Marine perils

Loss of hire insurance for marine perils will cover loss of income resulting from damage to the vessel caused by a marine peril. Cl. 2-10 of the Plan provides that unless otherwise agreed, the insurance covers only marine perils. This means that it must be expressly agreed if the loss of hire insurance is also to cover war perils.  Without such express agreement, the loss of hire insurance will be deemed to be a marine peril insurance.

Cl. 2-8 of the Plan defines marine perils insurance as an "all perils insurance" with four exceptions:

  1. war perils pursuant to Cl. 2-9
  2. intervention by a state power
  3. insolvency
  4. release of nuclear energy and other perils excluded by the English Institute Extended Radioactive Contamination Exclusion Clause (known as the RACE II clause).

The all-risk principle means that it is not necessary to look for which perils are positively covered, since there is no such listing. Every risk is covered unless it is expressly excepted by one of the four heads listed above. This means that damage to the vessel and any loss of income caused by grounding, fire, explosion, collision or perils of the sea such as heavy weather etc. is covered under a marine loss of hire insurance.

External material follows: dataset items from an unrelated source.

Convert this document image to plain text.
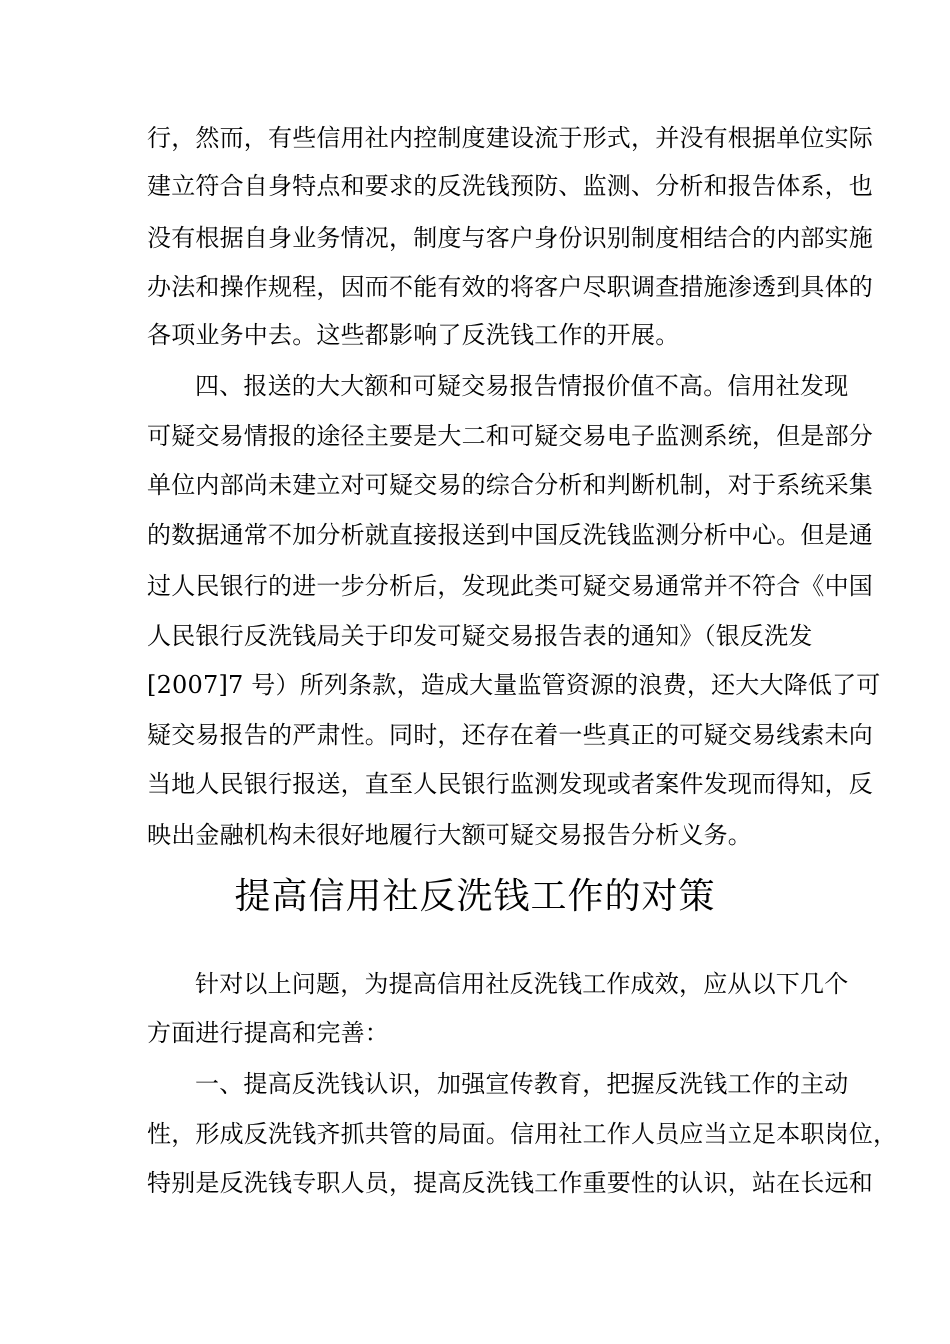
行，然而，有些信用社内控制度建设流于形式，并没有根据单位实际
建立符合自身特点和要求的反洗钱预防、监测、分析和报告体系，也
没有根据自身业务情况，制度与客户身份识别制度相结合的内部实施
办法和操作规程，因而不能有效的将客户尽职调查措施渗透到具体的
各项业务中去。这些都影响了反洗钱工作的开展。
四、报送的大大额和可疑交易报告情报价值不高。信用社发现
可疑交易情报的途径主要是大二和可疑交易电子监测系统，但是部分
单位内部尚未建立对可疑交易的综合分析和判断机制，对于系统采集
的数据通常不加分析就直接报送到中国反洗钱监测分析中心。但是通
过人民银行的进一步分析后，发现此类可疑交易通常并不符合《中国
人民银行反洗钱局关于印发可疑交易报告表的通知》（银反洗发
[2007]7 号）所列条款，造成大量监管资源的浪费，还大大降低了可
疑交易报告的严肃性。同时，还存在着一些真正的可疑交易线索未向
当地人民银行报送，直至人民银行监测发现或者案件发现而得知，反
映出金融机构未很好地履行大额可疑交易报告分析义务。
提高信用社反洗钱工作的对策
针对以上问题，为提高信用社反洗钱工作成效，应从以下几个
方面进行提高和完善：
一、提高反洗钱认识，加强宣传教育，把握反洗钱工作的主动
性，形成反洗钱齐抓共管的局面。信用社工作人员应当立足本职岗位，
特别是反洗钱专职人员，提高反洗钱工作重要性的认识，站在长远和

Since Cl. 2-8 (a) expressly refers to war risk cover as defined in Cl. 2-9, there will be no overlap or gap in the cover between marine and war risk insurance under the Plan. Thus, if a peril is not a war peril pursuant to Cl. 2-9, it is by definition a marine peril under Cl. 2‑8, unless excepted pursuant to letters (b) to (d).

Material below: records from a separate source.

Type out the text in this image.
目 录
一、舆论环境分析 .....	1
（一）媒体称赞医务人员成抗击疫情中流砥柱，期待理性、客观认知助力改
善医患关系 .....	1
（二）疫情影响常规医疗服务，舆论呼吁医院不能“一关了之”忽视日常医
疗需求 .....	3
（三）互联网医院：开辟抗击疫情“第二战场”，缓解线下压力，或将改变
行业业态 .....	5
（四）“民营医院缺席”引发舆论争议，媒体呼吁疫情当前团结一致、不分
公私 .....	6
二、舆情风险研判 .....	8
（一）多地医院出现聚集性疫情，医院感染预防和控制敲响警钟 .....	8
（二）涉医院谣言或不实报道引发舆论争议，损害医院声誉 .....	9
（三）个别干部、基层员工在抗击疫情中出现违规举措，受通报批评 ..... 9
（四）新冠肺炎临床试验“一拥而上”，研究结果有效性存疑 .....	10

This is different from the English and American conditions (both for hull and loss of hire insurance) which are based on the "named peril" principle. The named peril principle has exactly the opposite effect of the all risk principle. Only those perils expressly listed or named in the policy or the insurance conditions will be covered. Owners which are familiar with the English conditions, but not with the Plan all risk principle may be confused and feel uncomfortable at not seeing a list of the perils covered in the policy or conditions.  Under the Plan conditions it is important to look for the exceptions rather than the perils covered.

The real difference between the perils covered under the various systems is not great and may be unimportant to the assured if no dispute arises.  However, the Plan all risk principle is more beneficial to the assured than the English named peril principle in the event of any dispute or uncertainty.  According to the Plan Cl. 2-12, sub-clause 2, it is the insurer who bears the burden of proving that the loss has been caused by an excepted peril, while under the English conditions, the burden is on the assured to prove that the loss was caused by a named peril. This means that English insurers, once they decide to dispute a claim, simply inform the assured that the claim is rejected because the loss was not caused by an insured peril.